Cooperative Argumentation Instructional
California State University, Monterey Bay offers an interdisciplinary, outcome-based model of general education. The university has developed English-Communication (ENGCOM) Learning Outcomes that integrate oral, visual, and written communication with critical thinking skills. The outcomes included under the rubric of EngCom cover four developmental levels: ENGCOM preparation, Levels “A” (first year lower-division University Learning Requirement), “B” (second year lower-division University Learning Requirement) and “C” (upper-division graduation requirement).
The English- Communication Learning Outcomes, along with their criteria and standards, are described below. The description is followed by a chart which depicts the outcomes and the levels to which they correspond. The Junior Level course syllabus included on this web site corresponds to EngCom C (highest of the four levels), incorporating and aligning with all of the learning elements found on the chart.
The outcomes indicate the knowledge, skills, and abilities in which students must demonstrate competency. The criteria establish the means by which those outcomes will be assessed (e.g., students are asked to demonstrate comprehension/interpretation in a reasonable and responsive manner). Finally, the standards describe a “satisfactory” level for student performance (the equivalent of passing with a grade of “C”).
OUTCOME: Comprehension/Interpretation: Ability to use empathic and critical
reading, listening, viewing, and speaking skills to understand information and
ideas, to distinguish among diverse genres of communication, to identify a point
of view and its explicit support and to locate significant points of agreement
and disagreement among multiple perspectives.
CRITERIA: Reasonableness and Responsiveness.
• Identify the rhetorical context or genre: audience, purpose, tone, and perspective
• Summarize and paraphrase key content areas in a particular perspective
• Identify the explicit values, assumptions, emotions, and interests in a given perspective
• Compare, contrast, and categorize information
• Describe another perspective with respectful language and connotations
• Recognize bias, commitments, or judgments in own description or inquiry
• Clarify or modify description or inquiry in response to critique
OUTCOME: Analysis/Evaluation: Ability to use empathic and critical thinking skills to understand why different perspectives exist on a given topic and to assess their merits.
CRITERIA: Reasonableness and Responsiveness
• Identify the underlying values, assumptions, emotions, and interests in a given perspective.
• Determine relevance and significance of explicit and underlying support.
• Recognize inferences and create a synthesis from multiple points of view in a controversy
• Determine source credibility, coherence, and comprehensiveness
• Identify and account for reasoning fallacies
• Identify all those affected by a controversy or problem
• Locate and include missing perspectives or information through research or imagination.
• Acknowledge critique and respectfully engage its reasoning (values, assumptions, emotions, and interests)
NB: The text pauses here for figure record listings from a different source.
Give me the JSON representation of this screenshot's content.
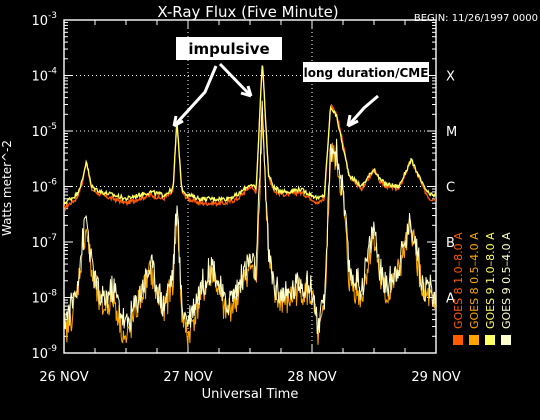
{
  "chart_data": {
    "type": "line",
    "title": "X-Ray Flux (Five Minute)",
    "begin_label": "BEGIN: 11/26/1997 0000",
    "xlabel": "Universal Time",
    "ylabel": "Watts meter^-2",
    "y_scale": "log",
    "ylim": [
      1e-09,
      0.001
    ],
    "xlim": [
      0,
      3
    ],
    "x_units": "days since 26 NOV 1997 0000 UT",
    "x_ticks": [
      {
        "x": 0,
        "label": "26 NOV"
      },
      {
        "x": 1,
        "label": "27 NOV"
      },
      {
        "x": 2,
        "label": "28 NOV"
      },
      {
        "x": 3,
        "label": "29 NOV"
      }
    ],
    "y_ticks": [
      {
        "exp": -9,
        "label": "10",
        "sup": "-9"
      },
      {
        "exp": -8,
        "label": "10",
        "sup": "-8"
      },
      {
        "exp": -7,
        "label": "10",
        "sup": "-7"
      },
      {
        "exp": -6,
        "label": "10",
        "sup": "-6"
      },
      {
        "exp": -5,
        "label": "10",
        "sup": "-5"
      },
      {
        "exp": -4,
        "label": "10",
        "sup": "-4"
      },
      {
        "exp": -3,
        "label": "10",
        "sup": "-3"
      }
    ],
    "flare_classes": [
      {
        "label": "A",
        "value": 1e-08
      },
      {
        "label": "B",
        "value": 1e-07
      },
      {
        "label": "C",
        "value": 1e-06
      },
      {
        "label": "M",
        "value": 1e-05
      },
      {
        "label": "X",
        "value": 0.0001
      }
    ],
    "grid": {
      "horizontal_dotted_at": [
        0.0001,
        1e-05,
        1e-06
      ],
      "vertical_dotted_at": [
        1,
        2
      ]
    },
    "legend": [
      {
        "name": "GOES 8  1.0–8.0 A",
        "color": "#ff5a00"
      },
      {
        "name": "GOES 8  0.5–4.0 A",
        "color": "#ffa500"
      },
      {
        "name": "GOES 9  1.0–8.0 A",
        "color": "#ffff66"
      },
      {
        "name": "GOES 9  0.5–4.0 A",
        "color": "#ffffcc"
      }
    ],
    "annotations": [
      {
        "text": "impulsive",
        "boxed": true
      },
      {
        "text": "long duration/CME",
        "boxed": true
      }
    ],
    "series": [
      {
        "name": "GOES 8  1.0–8.0 A",
        "color": "#ff5a00",
        "x": [
          0,
          0.05,
          0.1,
          0.15,
          0.18,
          0.22,
          0.3,
          0.4,
          0.5,
          0.6,
          0.7,
          0.8,
          0.88,
          0.91,
          0.95,
          1.0,
          1.1,
          1.2,
          1.3,
          1.4,
          1.5,
          1.55,
          1.6,
          1.65,
          1.7,
          1.8,
          1.9,
          2.0,
          2.05,
          2.1,
          2.15,
          2.2,
          2.25,
          2.3,
          2.4,
          2.5,
          2.55,
          2.6,
          2.7,
          2.8,
          2.9,
          2.95,
          3.0
        ],
        "y": [
          4e-07,
          5e-07,
          6e-07,
          1.2e-06,
          3e-06,
          9e-07,
          7e-07,
          6e-07,
          5e-07,
          6e-07,
          7e-07,
          6e-07,
          8e-07,
          1.6e-05,
          8e-07,
          6e-07,
          5e-07,
          5e-07,
          5e-07,
          6e-07,
          1e-06,
          8e-07,
          0.0002,
          1.5e-06,
          8e-07,
          7e-07,
          8e-07,
          6e-07,
          5e-07,
          6e-07,
          3e-05,
          2e-05,
          6e-06,
          1.5e-06,
          9e-07,
          2e-06,
          1.2e-06,
          1e-06,
          9e-07,
          3e-06,
          9e-07,
          6e-07,
          6e-07
        ]
      },
      {
        "name": "GOES 9  1.0–8.0 A",
        "color": "#ffff66",
        "x": [
          0,
          0.05,
          0.1,
          0.15,
          0.18,
          0.22,
          0.3,
          0.4,
          0.5,
          0.6,
          0.7,
          0.8,
          0.88,
          0.91,
          0.95,
          1.0,
          1.1,
          1.2,
          1.3,
          1.4,
          1.5,
          1.55,
          1.6,
          1.65,
          1.7,
          1.8,
          1.9,
          2.0,
          2.05,
          2.1,
          2.15,
          2.2,
          2.25,
          2.3,
          2.4,
          2.5,
          2.55,
          2.6,
          2.7,
          2.8,
          2.9,
          2.95,
          3.0
        ],
        "y": [
          5e-07,
          6e-07,
          7e-07,
          1.3e-06,
          3e-06,
          1e-06,
          8e-07,
          7e-07,
          6e-07,
          7e-07,
          8e-07,
          7e-07,
          9e-07,
          1.5e-05,
          9e-07,
          7e-07,
          6e-07,
          6e-07,
          6e-07,
          7e-07,
          1.1e-06,
          9e-07,
          0.00019,
          1.6e-06,
          9e-07,
          8e-07,
          9e-07,
          7e-07,
          6e-07,
          7e-07,
          2.8e-05,
          1.8e-05,
          5e-06,
          1.6e-06,
          1e-06,
          2.1e-06,
          1.3e-06,
          1.1e-06,
          1e-06,
          3e-06,
          1e-06,
          7e-07,
          7e-07
        ]
      },
      {
        "name": "GOES 8  0.5–4.0 A",
        "color": "#ffa500",
        "x": [
          0,
          0.05,
          0.1,
          0.15,
          0.18,
          0.22,
          0.3,
          0.4,
          0.5,
          0.6,
          0.7,
          0.8,
          0.88,
          0.91,
          0.95,
          1.0,
          1.1,
          1.2,
          1.3,
          1.4,
          1.5,
          1.55,
          1.6,
          1.65,
          1.7,
          1.8,
          1.9,
          2.0,
          2.05,
          2.1,
          2.15,
          2.2,
          2.25,
          2.3,
          2.4,
          2.5,
          2.55,
          2.6,
          2.7,
          2.8,
          2.9,
          2.95,
          3.0
        ],
        "y": [
          2e-09,
          4e-09,
          1e-08,
          8e-08,
          2e-07,
          3e-08,
          6e-09,
          1e-08,
          1.5e-09,
          8e-09,
          3e-08,
          5e-09,
          2e-08,
          4e-07,
          5e-09,
          2e-09,
          1e-08,
          3e-08,
          5e-09,
          1e-08,
          4e-08,
          2e-08,
          2e-05,
          5e-08,
          1e-08,
          8e-09,
          1.5e-08,
          1e-08,
          2e-09,
          5e-09,
          4e-06,
          3e-06,
          6e-07,
          2e-08,
          1e-08,
          1.5e-07,
          2e-08,
          1e-08,
          3e-08,
          2e-07,
          1e-08,
          1e-08,
          5e-09
        ]
      },
      {
        "name": "GOES 9  0.5–4.0 A",
        "color": "#ffffcc",
        "x": [
          0,
          0.05,
          0.1,
          0.15,
          0.18,
          0.22,
          0.3,
          0.4,
          0.5,
          0.6,
          0.7,
          0.8,
          0.88,
          0.91,
          0.95,
          1.0,
          1.1,
          1.2,
          1.3,
          1.4,
          1.5,
          1.55,
          1.6,
          1.65,
          1.7,
          1.8,
          1.9,
          2.0,
          2.05,
          2.1,
          2.15,
          2.2,
          2.25,
          2.3,
          2.4,
          2.5,
          2.55,
          2.6,
          2.7,
          2.8,
          2.9,
          2.95,
          3.0
        ],
        "y": [
          4e-09,
          6e-09,
          1.5e-08,
          1e-07,
          3e-07,
          4e-08,
          8e-09,
          1.5e-08,
          3e-09,
          1e-08,
          4e-08,
          7e-09,
          3e-08,
          5e-07,
          7e-09,
          4e-09,
          1.5e-08,
          4e-08,
          7e-09,
          1.5e-08,
          5e-08,
          3e-08,
          2.5e-05,
          6e-08,
          1.5e-08,
          1e-08,
          2e-08,
          1.5e-08,
          3e-09,
          7e-09,
          5e-06,
          4e-06,
          8e-07,
          3e-08,
          1.5e-08,
          2e-07,
          3e-08,
          1.5e-08,
          4e-08,
          2.5e-07,
          1.5e-08,
          1.5e-08,
          8e-09
        ]
      }
    ]
  }
}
• Recognize bias, commitments, or judgments in one’s own analysis or evaluation
• Reassess and revise one’s own analysis and evaluation in response to critique
OUTCOME: Decision Making: Ability to use empathic and critical thinking skills to make ethical and effective decisions.
CRITERIA: Reasonableness and Responsiveness
• Identify a comprehensive range of alternatives
• Identify anticipated consequences for affected or relevant parties
• Assess conflicting rights, needs and degrees of empowerment among multiple parties
• Decide on an option and provide support for the choice
• Provide a concrete means of accountability for the actual effects of the decision
• Explain one’s choice to affected or relevant parties
• Recognize self-interest or preferences in motivation or actual decision
• Clarify or modify in response to critique or unanticipated consequences
OUTCOME: Presentation: Ability to use oral and written communication ethically, effectively, and competently.
CRITERIA: Reasonableness, Responsiveness, and Technical Competency
• Integrates logic and emotion in an internally consistent and coherent perspective
• Avoids argumentation fallacies
• Supports potentially controversial assumptions and claims
• Reflects careful consideration of dissenting and divergent means of support.
• Reevaluates own values, beliefs, assumptions and interests as necessary.
• Shows sensitivity to audience and occasion.
c. Technical Competency:
• Utilizes appropriate English conventions in written and oral communication--in genre selection, grammar, punctuation, mechanics, and syntax.
• Clarity in purpose and delivery of intended message.
• Creates structural coherence.
• Provides documentation of one’s work where needed.
*TC only refers to the Technical Competency criteria only.